1826 wird in Frankreich die erste Fotografie angefertigt – sie wird in der Regel mit „La cour du domaine du Gras“ betitelt, da sie den Hof des Gutshofes von Le Gras abbildet, wenngleich die gängige deutsche Übersetzung vom „Blick aus dem Arbeitszimmer von Le Gras“ ausgeht. Das Foto stellt Joseph Nicéphore Nièpce (1765–1833) her, der eine Camera Obscura verwendet, um eine mit Asphalt und Lavendelöl bestrichene Zinnplatte so stark zu belichten, dass darin die Kontraste des Bildes außerhalb quasi ‚eingebrannt‘ werden.
Nach dieser Pionierarbeit gibt es in den 1830er-Jahren eine ähnliche internationale Konkurrenz unterschiedlicher Konzepte, wie wir es in den 1890er-Jahren beim Film sehen werden.

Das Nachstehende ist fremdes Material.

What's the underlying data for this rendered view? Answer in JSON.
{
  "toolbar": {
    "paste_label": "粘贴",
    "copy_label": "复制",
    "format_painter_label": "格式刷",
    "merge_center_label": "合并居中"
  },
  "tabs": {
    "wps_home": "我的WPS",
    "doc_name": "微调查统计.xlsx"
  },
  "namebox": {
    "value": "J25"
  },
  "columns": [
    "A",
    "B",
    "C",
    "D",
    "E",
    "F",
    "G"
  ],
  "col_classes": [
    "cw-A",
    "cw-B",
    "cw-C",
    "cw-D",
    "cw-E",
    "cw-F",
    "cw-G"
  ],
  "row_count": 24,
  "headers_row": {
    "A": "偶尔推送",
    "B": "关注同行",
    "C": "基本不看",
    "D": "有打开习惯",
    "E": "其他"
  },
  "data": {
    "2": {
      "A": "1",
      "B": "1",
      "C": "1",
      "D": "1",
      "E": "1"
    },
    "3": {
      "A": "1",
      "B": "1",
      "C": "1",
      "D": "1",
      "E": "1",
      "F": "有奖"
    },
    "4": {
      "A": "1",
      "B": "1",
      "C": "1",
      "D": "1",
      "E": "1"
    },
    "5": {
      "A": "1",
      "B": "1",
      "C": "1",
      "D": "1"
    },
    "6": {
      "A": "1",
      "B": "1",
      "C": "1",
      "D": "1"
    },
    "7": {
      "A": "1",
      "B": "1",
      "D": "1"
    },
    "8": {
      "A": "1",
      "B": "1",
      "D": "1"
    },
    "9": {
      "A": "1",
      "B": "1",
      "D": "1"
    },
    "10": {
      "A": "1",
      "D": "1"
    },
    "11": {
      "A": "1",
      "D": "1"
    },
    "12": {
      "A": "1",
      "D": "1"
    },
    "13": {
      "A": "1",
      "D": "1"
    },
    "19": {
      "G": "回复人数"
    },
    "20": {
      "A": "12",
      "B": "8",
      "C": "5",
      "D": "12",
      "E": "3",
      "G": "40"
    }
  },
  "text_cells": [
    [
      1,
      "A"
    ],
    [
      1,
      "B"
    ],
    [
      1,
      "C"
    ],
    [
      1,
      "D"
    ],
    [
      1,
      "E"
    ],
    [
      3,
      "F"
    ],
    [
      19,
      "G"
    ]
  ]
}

Das englische Negativ-Positiv-Verfahren, 1835 von William Fox Talbot entwickelt, steht den seit 1837 verfügbaren entwickelbaren Fotografien Frankreichs, nach ihrem Schöpfer Louis Daguerre als Daguerreotypien bekannt, gegenüber. Im deutschsprachigen Raum wird lichtempfindliches Chlorsilber-Papier verwendet, was nach einem der beiden Erfinder, Carl August von Steinheil, als Steinheil-Verfahren bekannt ist. Die andere Hälfte dieses adligen Entwickler-Duos ist Franz Ritter von Kobell.